This is wild rice, in the style of pudding. This is a very good thing.
This is how we eat dessert for lunch and write it off as health food. This is how we spend a much needed hour hovering over the stove – spoon in hand – stirring and singing (spoons make great improv microphones!!). This is how we spend a sunny afternoon swimming deep in Parisian day dreams in lieu of errands, exercise, and emails.
We all need to sing into a sticky spoon sometimes, right? Let’s keep life light, like that.
Sane logic would argue rice pudding is typically anything but light. And this would be true… if we were sticking with typical thinking. We’re not.
We’re swapping plain rice in favor of the super health-ed up wild variety. We’re deleting sugar and adding a touch of maple syrup. And we’re ditching cream for utterly pure and creamy whole milk. Oh, and there’s major spices to keep things interesting: ginger, cinnamon, cloves, and nutmeg, of course! Chopped pistachios on top… Stop it! Seriously.
Like risotto, this dish really does require a good dash of patience. You can do it! Patience totally pays off.

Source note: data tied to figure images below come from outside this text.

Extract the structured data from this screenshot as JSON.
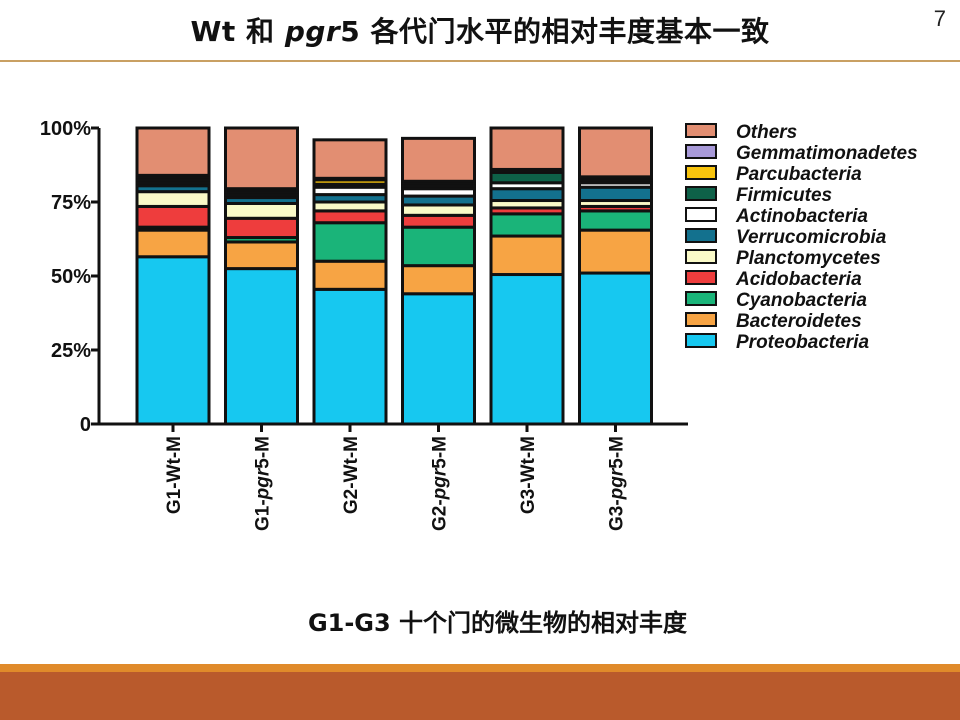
{
  "slide": {
    "title_part1": "Wt 和 ",
    "title_italic": "pgr",
    "title_part2": "5 各代门水平的相对丰度基本一致",
    "page_number": "7",
    "caption": "G1-G3 十个门的微生物的相对丰度"
  },
  "colors": {
    "title_rule": "#c9a063",
    "footer_thin": "#e08a2a",
    "footer_band": "#b95a2c"
  },
  "chart_data": {
    "type": "bar",
    "stacked": true,
    "normalized_percent": true,
    "categories": [
      {
        "prefix": "G1-",
        "italic": "Wt",
        "italic_style": false,
        "suffix": "-M",
        "label": "G1-Wt-M"
      },
      {
        "prefix": "G1-",
        "italic": "pgr",
        "italic_style": true,
        "suffix": "5-M",
        "label": "G1-pgr5-M"
      },
      {
        "prefix": "G2-",
        "italic": "Wt",
        "italic_style": false,
        "suffix": "-M",
        "label": "G2-Wt-M"
      },
      {
        "prefix": "G2-",
        "italic": "pgr",
        "italic_style": true,
        "suffix": "5-M",
        "label": "G2-pgr5-M"
      },
      {
        "prefix": "G3-",
        "italic": "Wt",
        "italic_style": false,
        "suffix": "-M",
        "label": "G3-Wt-M"
      },
      {
        "prefix": "G3-",
        "italic": "pgr",
        "italic_style": true,
        "suffix": "5-M",
        "label": "G3-pgr5-M"
      }
    ],
    "yticks": [
      "0",
      "25%",
      "50%",
      "75%",
      "100%"
    ],
    "ylim": [
      0,
      100
    ],
    "series": [
      {
        "name": "Proteobacteria",
        "color": "#17c8f0",
        "values": [
          56.5,
          52.5,
          45.5,
          44.0,
          50.5,
          51.0
        ]
      },
      {
        "name": "Bacteroidetes",
        "color": "#f7a444",
        "values": [
          9.0,
          9.0,
          9.5,
          9.5,
          13.0,
          14.5
        ]
      },
      {
        "name": "Cyanobacteria",
        "color": "#1ab479",
        "values": [
          1.0,
          1.5,
          13.0,
          13.0,
          7.5,
          6.5
        ]
      },
      {
        "name": "Acidobacteria",
        "color": "#ee3d3d",
        "values": [
          7.0,
          6.5,
          4.0,
          4.0,
          2.0,
          1.5
        ]
      },
      {
        "name": "Planctomycetes",
        "color": "#fafac8",
        "values": [
          5.0,
          5.0,
          3.0,
          3.5,
          2.5,
          2.0
        ]
      },
      {
        "name": "Verrucomicrobia",
        "color": "#13718e",
        "values": [
          2.0,
          2.0,
          2.5,
          3.0,
          4.0,
          4.5
        ]
      },
      {
        "name": "Actinobacteria",
        "color": "#ffffff",
        "values": [
          1.0,
          1.0,
          2.5,
          2.5,
          2.0,
          1.5
        ]
      },
      {
        "name": "Firmicutes",
        "color": "#0e6148",
        "values": [
          1.0,
          1.0,
          1.0,
          1.0,
          3.5,
          1.0
        ]
      },
      {
        "name": "Parcubacteria",
        "color": "#f8c40d",
        "values": [
          1.0,
          0.5,
          1.5,
          1.0,
          0.5,
          0.5
        ]
      },
      {
        "name": "Gemmatimonadetes",
        "color": "#a89ad9",
        "values": [
          0.5,
          0.5,
          0.5,
          0.5,
          0.5,
          0.5
        ]
      },
      {
        "name": "Others",
        "color": "#e28e72",
        "values": [
          16.0,
          20.5,
          13.0,
          14.5,
          14.0,
          16.5
        ]
      }
    ],
    "legend_order": [
      "Others",
      "Gemmatimonadetes",
      "Parcubacteria",
      "Firmicutes",
      "Actinobacteria",
      "Verrucomicrobia",
      "Planctomycetes",
      "Acidobacteria",
      "Cyanobacteria",
      "Bacteroidetes",
      "Proteobacteria"
    ],
    "legend_position": "right",
    "grid": false
  }
}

And really, an hour in front of the stove with nothing but stirring on the agenda can be major in the relaxation department. My hand is always raised when rice, relaxation, and pudding are involved. How about you?
Wild Rice Pudding – Baker by Nature
1/2 cup wild rice
3 cups whole milk
1/4 cup maple syrup
1/2 teaspoon salt
1/2 teaspoon cinnamon
1/2 teaspoon ginger
1/4 teaspoon cloves
1/4 teaspoon nutmeg
1 tablespoon vanilla extract
1/4 cup chopped pistachios for sprinkling
Makes 4 servings
Wash wild rice well, drain and place in medium large saucepan. Add milk, maple syrup, salt, spices, and vanilla; Bring to a boil, stirring constantly. Once rapidly boiling, reduce heat to low and cook, stirring occasionally, for 45 minutes- 1 hour, or until liquid has reduced to resemble a thick pudding and rice is just under cooked. Garnish with pistachios and serve immediately, or wrap with cling wrap pressed to touch pudding and refrigerate.